Capturing a pass of the X-37B OTV-5, and imaging an ISS transit over the Sun

click to enlarge

Yesterday evening was very clear, and the moon low in the south no real hindrance. I observed a very fine pass of the X-37B secret space plane OTV-5. It was an easy naked eye object. The photograph above (10-second exposure with an EF 2.0/35 mm lens) shows it ascending in the southwest, through Bootes (Arcturus is just above the open window).

The next morning (26 June) at 10:17:21 local time (8:17:21 UT), the International Space Station ISS was predicted to make a transit over the solar disc as seen from my house in Leiden.
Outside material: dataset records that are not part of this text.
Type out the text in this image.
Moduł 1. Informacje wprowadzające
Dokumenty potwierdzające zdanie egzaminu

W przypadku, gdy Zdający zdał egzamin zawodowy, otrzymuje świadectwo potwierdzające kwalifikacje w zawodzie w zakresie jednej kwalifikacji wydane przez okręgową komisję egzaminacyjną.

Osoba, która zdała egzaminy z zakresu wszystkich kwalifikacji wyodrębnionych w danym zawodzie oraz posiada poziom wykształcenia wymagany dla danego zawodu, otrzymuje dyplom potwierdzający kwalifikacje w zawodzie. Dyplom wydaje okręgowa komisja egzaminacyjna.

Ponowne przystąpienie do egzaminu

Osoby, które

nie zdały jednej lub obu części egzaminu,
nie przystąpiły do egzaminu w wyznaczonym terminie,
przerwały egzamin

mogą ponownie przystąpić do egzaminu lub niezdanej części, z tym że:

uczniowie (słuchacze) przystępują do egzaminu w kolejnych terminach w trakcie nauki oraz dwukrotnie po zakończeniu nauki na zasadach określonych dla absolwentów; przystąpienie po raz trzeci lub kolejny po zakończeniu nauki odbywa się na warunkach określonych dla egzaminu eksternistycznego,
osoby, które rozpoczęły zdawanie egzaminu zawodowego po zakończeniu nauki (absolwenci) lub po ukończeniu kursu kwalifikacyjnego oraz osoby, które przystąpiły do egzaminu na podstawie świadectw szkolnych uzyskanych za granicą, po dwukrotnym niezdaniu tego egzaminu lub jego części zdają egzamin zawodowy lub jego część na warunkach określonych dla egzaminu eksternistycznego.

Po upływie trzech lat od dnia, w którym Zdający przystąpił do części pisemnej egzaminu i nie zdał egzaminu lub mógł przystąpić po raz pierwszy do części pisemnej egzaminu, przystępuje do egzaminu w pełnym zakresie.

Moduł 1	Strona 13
I set up the Celestron C6 telescope in the courtyard, put a Baader Solar Foil filter in front of it, and hooked up the Canon EOS 60D to the prime focus. Instead of photographing at rapid burst, the technique I used for imaging with previous transits, I this time put the camera in HD movie mode. While this yields a lower resolution image than photography, the upside is that it yields more images showing the ISS silhouetted in front of the sun. And the ISS is big enough that the reduced resolution is not a real problem, the solar panels of the ISS are still well visible.
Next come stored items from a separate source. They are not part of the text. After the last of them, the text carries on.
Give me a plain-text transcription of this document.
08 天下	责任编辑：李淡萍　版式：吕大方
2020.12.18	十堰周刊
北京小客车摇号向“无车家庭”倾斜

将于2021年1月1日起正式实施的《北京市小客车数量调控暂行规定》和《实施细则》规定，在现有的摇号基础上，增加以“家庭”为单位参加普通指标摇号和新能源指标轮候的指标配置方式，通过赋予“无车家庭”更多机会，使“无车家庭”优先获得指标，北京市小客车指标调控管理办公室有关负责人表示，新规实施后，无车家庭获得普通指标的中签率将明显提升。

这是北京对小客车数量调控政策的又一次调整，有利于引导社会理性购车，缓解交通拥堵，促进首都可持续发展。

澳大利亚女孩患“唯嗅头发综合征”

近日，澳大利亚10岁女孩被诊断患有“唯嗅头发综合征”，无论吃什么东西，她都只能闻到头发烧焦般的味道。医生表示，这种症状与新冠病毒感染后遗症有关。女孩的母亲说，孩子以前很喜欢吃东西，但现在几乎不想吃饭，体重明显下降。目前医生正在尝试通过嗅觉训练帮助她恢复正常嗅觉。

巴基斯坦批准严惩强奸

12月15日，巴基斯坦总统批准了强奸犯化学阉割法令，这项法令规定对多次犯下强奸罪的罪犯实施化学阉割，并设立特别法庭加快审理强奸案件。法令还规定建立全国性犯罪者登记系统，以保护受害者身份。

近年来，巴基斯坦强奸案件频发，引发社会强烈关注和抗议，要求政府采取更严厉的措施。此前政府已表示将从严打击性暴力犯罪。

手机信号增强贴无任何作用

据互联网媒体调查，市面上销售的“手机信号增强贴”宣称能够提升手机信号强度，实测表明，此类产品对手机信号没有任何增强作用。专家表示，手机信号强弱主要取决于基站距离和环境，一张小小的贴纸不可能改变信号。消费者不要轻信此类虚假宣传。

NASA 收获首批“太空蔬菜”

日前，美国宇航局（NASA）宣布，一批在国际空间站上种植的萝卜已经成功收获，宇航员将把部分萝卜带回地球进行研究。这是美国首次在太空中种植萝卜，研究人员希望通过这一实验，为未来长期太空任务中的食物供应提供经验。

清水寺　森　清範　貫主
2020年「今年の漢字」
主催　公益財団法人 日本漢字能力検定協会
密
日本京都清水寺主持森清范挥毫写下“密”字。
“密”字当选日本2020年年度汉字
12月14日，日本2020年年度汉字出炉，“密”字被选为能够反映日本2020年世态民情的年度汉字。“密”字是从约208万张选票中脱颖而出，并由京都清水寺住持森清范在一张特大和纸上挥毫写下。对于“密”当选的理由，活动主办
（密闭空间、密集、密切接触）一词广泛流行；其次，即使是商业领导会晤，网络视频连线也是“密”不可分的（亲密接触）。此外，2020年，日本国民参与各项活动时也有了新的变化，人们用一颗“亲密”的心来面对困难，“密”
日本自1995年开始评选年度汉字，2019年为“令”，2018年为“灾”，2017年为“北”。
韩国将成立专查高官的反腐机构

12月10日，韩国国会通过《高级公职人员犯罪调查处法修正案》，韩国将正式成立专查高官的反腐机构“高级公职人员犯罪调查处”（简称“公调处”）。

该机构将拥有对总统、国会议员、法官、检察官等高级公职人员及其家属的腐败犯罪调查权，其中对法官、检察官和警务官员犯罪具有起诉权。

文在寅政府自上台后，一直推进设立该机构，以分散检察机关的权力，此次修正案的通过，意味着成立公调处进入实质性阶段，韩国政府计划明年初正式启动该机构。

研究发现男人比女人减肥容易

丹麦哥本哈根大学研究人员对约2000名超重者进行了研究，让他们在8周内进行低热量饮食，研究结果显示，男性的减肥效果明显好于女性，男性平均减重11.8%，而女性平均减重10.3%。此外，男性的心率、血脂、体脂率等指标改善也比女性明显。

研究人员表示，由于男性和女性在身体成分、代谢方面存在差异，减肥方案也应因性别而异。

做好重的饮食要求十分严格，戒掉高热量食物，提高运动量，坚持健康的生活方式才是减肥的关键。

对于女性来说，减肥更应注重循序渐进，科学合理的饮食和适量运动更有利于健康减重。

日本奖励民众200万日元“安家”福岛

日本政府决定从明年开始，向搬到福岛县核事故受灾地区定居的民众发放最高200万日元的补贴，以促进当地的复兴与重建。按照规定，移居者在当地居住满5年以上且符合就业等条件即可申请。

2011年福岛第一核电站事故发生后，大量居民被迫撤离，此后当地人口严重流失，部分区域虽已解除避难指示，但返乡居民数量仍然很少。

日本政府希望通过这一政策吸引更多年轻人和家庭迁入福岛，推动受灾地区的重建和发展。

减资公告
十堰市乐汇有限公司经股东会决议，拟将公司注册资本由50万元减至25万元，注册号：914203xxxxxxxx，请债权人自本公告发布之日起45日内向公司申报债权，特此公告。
The image below is a composite of 21 frames from the resulting movie:

click to enlarge

Here is the movie itself, showing you how rapid such an ISS transit over the sun is (the total duration was only 0.8 seconds - it is over in a blink of the eye). The ISS had an apparent size of 45.8" during the transit, with the sun at 41 degrees elevation in the east:


The movie was made in the prime focus of a Celestron C6 (15-cm, F1500 mm Schmidt-Cassegrain, equiped with a Baader Foil solar filter) with a Canon EOS 60D DSLR in HD movie mode at 25 frames/second, with each frame having an exposure time of 1/4000th of  a second to avoid blurring the ISS. The track and time of the transit had been checked before the observation by loading the latest orbital elements for the ISS into Guide.

The biggest challenge with this kind of imagery is always to focus properly, certainly when the sun is spotless as it was this day. I always find focussing on the sun cumbersome. The focus this time turned out to be reasonably good though.